Book traversal links for 4.3.4. Atypical clinical presentations of children with pulmonary TB
TB may present in atypical ways, such as acute severe pneumonia (more common in children aged under 2 years and children living with HIV) or fixed airway wheezing (more common in young children aged under 5 years) (72).

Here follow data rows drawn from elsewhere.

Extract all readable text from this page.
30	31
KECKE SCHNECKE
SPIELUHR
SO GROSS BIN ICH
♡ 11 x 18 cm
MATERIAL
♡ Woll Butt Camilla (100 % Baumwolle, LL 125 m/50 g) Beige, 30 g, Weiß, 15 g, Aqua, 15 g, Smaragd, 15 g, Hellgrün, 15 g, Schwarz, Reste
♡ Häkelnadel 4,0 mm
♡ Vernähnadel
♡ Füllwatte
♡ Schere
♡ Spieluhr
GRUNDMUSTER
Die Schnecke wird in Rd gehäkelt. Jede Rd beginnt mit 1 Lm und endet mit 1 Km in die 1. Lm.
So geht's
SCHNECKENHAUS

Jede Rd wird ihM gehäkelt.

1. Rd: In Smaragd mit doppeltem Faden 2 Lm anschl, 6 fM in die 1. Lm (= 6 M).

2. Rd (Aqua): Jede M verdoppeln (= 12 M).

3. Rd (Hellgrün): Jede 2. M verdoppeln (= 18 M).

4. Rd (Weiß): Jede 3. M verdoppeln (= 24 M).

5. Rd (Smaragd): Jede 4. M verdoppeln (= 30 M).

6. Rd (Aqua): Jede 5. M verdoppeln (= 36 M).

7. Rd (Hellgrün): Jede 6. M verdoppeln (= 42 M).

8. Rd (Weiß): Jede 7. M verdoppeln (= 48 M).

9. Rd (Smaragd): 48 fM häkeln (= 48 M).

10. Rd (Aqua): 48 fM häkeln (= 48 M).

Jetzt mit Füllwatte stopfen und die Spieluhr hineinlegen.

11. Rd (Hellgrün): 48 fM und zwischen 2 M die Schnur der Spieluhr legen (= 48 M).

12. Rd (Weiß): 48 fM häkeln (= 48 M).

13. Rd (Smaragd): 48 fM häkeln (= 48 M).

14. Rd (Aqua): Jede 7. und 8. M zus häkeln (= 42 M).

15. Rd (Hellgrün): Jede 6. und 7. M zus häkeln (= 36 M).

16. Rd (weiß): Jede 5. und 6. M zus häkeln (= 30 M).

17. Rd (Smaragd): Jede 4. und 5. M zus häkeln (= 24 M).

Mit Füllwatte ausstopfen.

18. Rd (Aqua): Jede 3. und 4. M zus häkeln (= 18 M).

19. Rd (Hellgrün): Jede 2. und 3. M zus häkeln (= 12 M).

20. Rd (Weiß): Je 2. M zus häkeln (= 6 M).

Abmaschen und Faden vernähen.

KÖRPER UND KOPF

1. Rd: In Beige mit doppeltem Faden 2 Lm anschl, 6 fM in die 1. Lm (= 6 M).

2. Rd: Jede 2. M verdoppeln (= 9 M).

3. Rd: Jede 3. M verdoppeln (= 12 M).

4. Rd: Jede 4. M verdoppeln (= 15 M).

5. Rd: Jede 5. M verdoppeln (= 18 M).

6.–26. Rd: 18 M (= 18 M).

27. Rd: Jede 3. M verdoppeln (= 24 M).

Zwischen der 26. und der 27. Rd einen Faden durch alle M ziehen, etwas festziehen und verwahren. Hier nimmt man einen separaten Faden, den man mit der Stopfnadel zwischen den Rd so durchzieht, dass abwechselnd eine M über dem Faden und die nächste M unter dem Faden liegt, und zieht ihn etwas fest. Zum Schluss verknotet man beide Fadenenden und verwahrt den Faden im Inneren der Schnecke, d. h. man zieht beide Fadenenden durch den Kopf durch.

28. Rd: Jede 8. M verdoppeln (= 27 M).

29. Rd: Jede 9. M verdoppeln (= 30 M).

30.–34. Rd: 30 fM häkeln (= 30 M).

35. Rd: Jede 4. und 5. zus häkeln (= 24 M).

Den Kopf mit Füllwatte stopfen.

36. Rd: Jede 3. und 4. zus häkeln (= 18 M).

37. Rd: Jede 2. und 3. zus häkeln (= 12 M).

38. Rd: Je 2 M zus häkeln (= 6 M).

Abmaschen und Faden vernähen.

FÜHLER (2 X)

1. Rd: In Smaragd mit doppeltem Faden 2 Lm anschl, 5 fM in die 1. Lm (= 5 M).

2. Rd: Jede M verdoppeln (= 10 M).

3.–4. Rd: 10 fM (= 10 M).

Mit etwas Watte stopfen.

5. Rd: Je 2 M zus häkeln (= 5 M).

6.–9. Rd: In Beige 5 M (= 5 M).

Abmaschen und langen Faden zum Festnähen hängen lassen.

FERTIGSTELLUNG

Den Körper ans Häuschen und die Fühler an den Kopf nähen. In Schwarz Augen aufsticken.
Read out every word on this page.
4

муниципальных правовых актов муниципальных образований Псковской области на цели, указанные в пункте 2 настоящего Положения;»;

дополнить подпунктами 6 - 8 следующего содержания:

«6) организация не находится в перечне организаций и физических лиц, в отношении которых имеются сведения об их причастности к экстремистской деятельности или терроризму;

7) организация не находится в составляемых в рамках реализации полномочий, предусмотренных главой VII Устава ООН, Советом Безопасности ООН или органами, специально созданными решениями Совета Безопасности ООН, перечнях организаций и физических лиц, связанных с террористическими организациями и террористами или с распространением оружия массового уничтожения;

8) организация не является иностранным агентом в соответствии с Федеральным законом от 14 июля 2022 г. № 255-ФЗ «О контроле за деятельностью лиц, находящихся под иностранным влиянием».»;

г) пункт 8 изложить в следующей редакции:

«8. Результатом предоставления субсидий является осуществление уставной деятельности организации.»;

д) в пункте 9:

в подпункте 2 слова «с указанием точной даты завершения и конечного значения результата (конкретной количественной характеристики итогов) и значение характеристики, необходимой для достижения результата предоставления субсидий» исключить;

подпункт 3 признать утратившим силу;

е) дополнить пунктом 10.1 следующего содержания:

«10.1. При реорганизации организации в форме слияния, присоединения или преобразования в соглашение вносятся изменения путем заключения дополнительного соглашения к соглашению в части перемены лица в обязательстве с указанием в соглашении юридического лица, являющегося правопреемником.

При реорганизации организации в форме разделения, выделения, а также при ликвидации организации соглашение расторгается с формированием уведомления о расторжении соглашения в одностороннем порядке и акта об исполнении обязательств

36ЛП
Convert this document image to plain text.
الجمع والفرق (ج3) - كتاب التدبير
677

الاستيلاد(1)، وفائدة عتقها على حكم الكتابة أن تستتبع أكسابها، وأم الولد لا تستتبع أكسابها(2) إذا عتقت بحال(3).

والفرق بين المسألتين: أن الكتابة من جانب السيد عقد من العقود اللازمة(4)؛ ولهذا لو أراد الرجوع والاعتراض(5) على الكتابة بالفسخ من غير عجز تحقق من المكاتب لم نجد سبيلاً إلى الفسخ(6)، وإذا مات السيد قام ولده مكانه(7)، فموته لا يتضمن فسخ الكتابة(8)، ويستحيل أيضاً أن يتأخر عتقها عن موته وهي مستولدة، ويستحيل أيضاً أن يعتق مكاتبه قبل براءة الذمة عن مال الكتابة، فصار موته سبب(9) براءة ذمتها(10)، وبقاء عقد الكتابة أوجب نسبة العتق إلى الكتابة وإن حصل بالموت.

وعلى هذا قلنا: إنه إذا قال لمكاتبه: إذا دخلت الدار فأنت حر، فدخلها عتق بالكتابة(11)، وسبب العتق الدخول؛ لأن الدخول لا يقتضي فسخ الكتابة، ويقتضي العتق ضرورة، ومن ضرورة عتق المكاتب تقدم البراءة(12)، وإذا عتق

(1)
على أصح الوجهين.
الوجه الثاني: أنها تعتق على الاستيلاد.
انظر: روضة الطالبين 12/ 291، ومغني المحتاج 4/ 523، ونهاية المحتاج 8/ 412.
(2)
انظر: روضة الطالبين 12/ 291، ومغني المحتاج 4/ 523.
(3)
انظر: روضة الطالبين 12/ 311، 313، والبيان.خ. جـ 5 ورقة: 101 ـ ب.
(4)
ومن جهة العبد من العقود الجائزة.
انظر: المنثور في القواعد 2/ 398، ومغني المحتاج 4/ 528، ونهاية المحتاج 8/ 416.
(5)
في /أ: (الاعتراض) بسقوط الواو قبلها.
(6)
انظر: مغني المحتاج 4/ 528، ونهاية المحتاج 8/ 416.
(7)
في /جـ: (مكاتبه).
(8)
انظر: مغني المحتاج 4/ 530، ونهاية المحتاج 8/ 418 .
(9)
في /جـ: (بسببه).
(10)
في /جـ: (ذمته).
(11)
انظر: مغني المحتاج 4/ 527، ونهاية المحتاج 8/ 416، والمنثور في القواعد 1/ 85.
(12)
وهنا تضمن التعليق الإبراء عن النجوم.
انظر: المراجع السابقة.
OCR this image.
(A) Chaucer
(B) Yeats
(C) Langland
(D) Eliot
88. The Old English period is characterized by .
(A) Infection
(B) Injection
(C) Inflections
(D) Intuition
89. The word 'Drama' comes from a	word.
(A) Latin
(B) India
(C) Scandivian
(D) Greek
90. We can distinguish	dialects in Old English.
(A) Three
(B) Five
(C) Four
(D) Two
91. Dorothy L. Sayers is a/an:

Signs of severe pneumonia include:
- peripheral oxygen saturation below 90% or central cyanosis;
- severe respiratory distress (e.g. grunting, nasal flaring, very severe chest indrawing);
- signs of pneumonia, defined as cough or difficulty in breathing with fast breathing (tachypnoea) or chest indrawing, with any of the following danger signs:
- inability to breastfeed or drink;
- persistent vomiting;
- lethargy or reduced level of consciousness;
- convulsions;
- stridor in a calm child;
- severe malnutrition.
PTB should be suspected if there is a poor response to antibiotics, and especially if there is a positive TB contact history. In children living with HIV, other HIV-related lung disease such as Pneumocystis jirovecii pneumonia (formerly known as Pneumocystis carinii pneumonia or PCP) should also be suspected.
Asymmetrical and persistent wheezing can be caused by airway compression due to enlarged intrathoracic TB lymph nodes. PTB should be suspected when a wheeze is asymmetrical, persistent and monophonic, not responsive to bronchodilator therapy, and associated with other typical features of TB (e.g. poor weight gain, persistent fever).